UNDER the headline, "As China rises, fears grow on whether boom can endure", The York Times says that China's economic boom may turn into a bust, because of too much stimulus spending and a refusal to unpeg the rising yuan to the sinking dollar.
"China once could wave off complaints about its currency policies, arguing that it was a developing nation entitled to a bit of slack from its western customers. But with the world's fastest-growing economy - and more than US$2 trillion in foreign reserves - that argument looks increasingly untenable," said the report.

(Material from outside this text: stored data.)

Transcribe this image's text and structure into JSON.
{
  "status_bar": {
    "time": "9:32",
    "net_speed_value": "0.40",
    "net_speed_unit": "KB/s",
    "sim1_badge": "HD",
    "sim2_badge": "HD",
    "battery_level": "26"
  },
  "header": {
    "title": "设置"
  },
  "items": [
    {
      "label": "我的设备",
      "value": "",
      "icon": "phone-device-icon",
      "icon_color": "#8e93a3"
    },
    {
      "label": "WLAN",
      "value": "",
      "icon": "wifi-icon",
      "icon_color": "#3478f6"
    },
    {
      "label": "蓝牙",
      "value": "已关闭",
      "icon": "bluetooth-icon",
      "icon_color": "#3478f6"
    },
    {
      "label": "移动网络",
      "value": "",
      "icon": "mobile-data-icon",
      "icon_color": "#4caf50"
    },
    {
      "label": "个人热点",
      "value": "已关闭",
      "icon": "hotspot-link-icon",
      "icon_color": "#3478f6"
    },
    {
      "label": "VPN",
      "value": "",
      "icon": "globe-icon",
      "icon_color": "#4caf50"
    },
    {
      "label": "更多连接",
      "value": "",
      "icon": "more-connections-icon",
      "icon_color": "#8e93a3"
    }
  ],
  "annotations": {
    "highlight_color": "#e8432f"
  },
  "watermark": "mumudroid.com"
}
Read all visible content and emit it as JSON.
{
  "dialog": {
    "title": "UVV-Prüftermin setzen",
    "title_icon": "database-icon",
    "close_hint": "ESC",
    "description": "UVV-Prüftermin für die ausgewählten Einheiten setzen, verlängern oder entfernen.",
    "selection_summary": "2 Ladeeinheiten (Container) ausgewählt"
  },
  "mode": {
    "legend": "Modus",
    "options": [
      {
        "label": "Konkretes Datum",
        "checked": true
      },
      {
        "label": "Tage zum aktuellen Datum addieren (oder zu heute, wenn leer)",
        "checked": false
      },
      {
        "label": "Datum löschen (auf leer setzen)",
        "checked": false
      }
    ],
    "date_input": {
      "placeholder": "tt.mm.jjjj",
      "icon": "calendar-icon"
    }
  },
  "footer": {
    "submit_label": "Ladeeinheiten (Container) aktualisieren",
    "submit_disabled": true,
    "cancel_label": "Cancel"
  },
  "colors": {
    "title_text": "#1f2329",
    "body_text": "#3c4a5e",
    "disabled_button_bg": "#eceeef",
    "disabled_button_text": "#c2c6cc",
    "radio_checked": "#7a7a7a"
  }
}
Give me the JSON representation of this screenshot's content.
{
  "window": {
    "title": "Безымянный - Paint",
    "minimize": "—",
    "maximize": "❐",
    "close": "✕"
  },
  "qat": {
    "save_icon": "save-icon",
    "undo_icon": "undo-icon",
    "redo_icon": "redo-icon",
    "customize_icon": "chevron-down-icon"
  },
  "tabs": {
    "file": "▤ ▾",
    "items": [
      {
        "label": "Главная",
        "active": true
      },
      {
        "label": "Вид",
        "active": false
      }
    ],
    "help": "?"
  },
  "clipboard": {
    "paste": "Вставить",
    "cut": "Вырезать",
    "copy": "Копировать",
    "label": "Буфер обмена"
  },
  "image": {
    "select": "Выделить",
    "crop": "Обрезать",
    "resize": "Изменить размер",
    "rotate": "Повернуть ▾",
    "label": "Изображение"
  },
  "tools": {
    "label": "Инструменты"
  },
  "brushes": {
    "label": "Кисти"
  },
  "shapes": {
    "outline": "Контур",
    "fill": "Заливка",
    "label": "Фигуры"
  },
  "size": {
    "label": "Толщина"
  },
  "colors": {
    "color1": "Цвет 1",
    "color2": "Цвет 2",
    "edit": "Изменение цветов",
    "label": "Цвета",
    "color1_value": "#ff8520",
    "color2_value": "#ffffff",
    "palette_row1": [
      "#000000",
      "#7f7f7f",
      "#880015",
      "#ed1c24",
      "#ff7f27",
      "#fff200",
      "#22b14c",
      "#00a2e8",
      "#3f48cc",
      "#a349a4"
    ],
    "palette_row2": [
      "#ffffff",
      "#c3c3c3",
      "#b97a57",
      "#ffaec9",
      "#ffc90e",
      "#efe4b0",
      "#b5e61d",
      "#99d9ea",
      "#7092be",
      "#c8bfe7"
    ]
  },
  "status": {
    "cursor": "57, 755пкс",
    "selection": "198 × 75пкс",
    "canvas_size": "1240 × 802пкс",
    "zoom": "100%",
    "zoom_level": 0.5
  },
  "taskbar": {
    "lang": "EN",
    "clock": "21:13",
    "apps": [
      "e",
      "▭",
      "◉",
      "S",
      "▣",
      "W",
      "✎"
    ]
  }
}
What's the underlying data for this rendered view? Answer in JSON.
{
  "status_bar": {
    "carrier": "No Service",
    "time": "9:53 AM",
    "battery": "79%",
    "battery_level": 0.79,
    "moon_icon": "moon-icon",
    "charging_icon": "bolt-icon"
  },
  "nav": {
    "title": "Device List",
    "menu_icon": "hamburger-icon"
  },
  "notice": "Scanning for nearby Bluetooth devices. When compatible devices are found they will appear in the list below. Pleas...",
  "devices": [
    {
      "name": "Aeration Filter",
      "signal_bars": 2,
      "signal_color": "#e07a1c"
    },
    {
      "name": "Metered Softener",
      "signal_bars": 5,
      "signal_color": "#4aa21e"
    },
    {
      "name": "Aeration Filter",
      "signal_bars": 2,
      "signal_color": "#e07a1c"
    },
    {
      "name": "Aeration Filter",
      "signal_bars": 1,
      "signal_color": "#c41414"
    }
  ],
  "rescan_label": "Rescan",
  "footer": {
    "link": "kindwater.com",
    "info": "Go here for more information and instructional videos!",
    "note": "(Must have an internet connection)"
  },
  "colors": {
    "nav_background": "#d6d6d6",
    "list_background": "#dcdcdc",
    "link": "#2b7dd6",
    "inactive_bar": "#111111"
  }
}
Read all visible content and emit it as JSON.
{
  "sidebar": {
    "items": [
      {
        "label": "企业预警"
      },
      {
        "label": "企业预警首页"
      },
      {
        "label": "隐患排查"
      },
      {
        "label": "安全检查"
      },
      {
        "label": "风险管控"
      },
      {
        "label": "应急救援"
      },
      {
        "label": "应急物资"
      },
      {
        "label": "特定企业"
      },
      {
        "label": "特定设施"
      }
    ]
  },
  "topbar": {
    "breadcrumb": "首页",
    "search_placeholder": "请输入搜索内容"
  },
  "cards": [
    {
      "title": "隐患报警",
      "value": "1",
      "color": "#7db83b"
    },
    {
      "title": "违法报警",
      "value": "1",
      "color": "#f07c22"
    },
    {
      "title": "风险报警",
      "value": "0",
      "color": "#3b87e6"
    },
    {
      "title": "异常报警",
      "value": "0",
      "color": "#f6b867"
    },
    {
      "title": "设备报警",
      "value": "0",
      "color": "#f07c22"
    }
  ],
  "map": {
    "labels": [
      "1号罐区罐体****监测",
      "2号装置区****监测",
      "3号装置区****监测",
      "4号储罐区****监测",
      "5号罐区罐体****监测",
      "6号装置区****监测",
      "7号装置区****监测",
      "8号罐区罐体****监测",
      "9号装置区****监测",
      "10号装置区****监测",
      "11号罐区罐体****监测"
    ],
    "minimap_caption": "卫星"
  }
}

"At a time when you've got 10 per cent unemployment in the US and a very slow and gradual global recovery - and China seems to be skyrocketing - the pressure on the Chinese to change some of these policies, including the exchange-rate policy, is really going to grow this year," said Nicholas Consonery, a China analyst at Eurasia Group, a New York-based political risk research firm.
Since the global downturn started, China has spent $585 billion in stimulus and ordered state-run banks to double lending that created jobs for migrant factory workers and fuelled rises in the price of assets, like stocks and real estate, said the report.
"Some experts fear that too much of the stimulus money was put into unprofitable projects and bad loans. In that view, China's 2009 boom, in which automakers sold nearly 14 million cars and trucks, and housing prices doubled, is really a sign of an overheated economy at risk of serious recession down the road," said the report.